Bagian Enam
Sri Sudewi, bergelar Paduka Sori, sang calon permaisuri
PoV
Paduka Sori
Aku memekik bahagia tatkala ibunda
berkata bahwa aku akan menikah dengan Yang Mulia Sri Rajasanagara. Tak dapat kulukis
dengan kata-kata betapa hari-hari yang berselimut duka kini telah sirna.

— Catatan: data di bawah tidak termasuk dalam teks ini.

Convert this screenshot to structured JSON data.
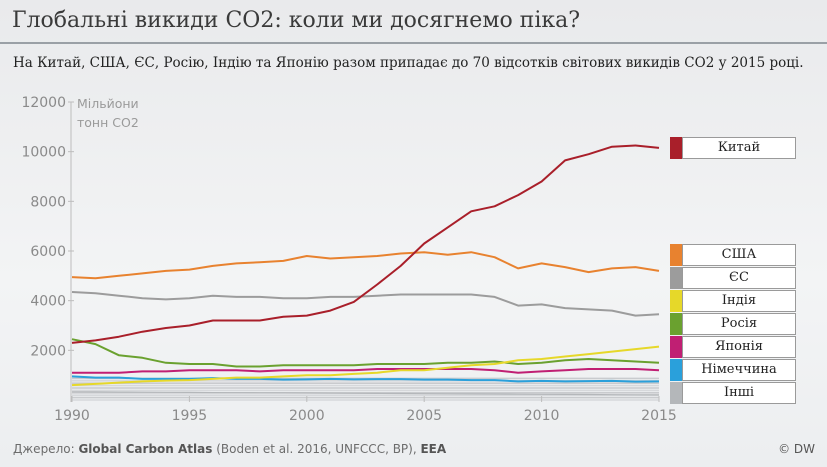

Akhirnya aku akan bersanding juga dengan Sang Raja. Telah lama aku bermimpi
menjadi permaisuri.
Sebelum ini, aku tak berani bicara
bahwa pada Hayam Wuruklah aku menambatkan rasa cinta. Berita dia akan menikah
dengan Putri Dyah Pitaloka seolah membuat duniaku runtuh seketika. Dan aku
cukup tahu diri, siapa sesungguhnya diriku. Hanya seorang saudara tiri yang tak
pernah dipandang sama sekali. Bahkan aku ragu apakah dia tahu namaku. Selama
ini aku hanya bisa memandanginya dari kejauhan. Aku hanya bisa mengaguminya
dalam diam.
Di mataku sosok Hayam Wuruk sungguh
pria sempurna. Tak hanya rupawan, namun hatinya juga menawan. Aku sudah jatuh
hati padanya sejak usia belia. Aku pun selalu mengikuti kiprahnya hingga
mahkota raja tersemat di kepalanya. Sejak memegang tampuk kekuasaan, dia
semakin memesona. Sikapnya yang arif
bijaksana membuatnya disukai banyak orang. Meskipun naik tahta di usia remaja,
namun kebijakannya tak kalah dengan para tetua.
Meninggalnya Putri Dyah Pitaloka
Citraresmi dalam aksi bela pati di lapangan Bubat membuatku tersenyum gembira.
Ah, sebenarnya aku bingung harus bagaimana. Di satu sisi, aku bersuka cita
karena satu pesaing mundur dengan mudahnya. Di sisi lain, aku juga berduka
karena ternyata baginda raja sungguh-sungguh mencintainya. Berhari-hari kulihat dia masih bergelung
nestapa. Kehilangan kekasih hati, belahan jiwa, separuh nyawa.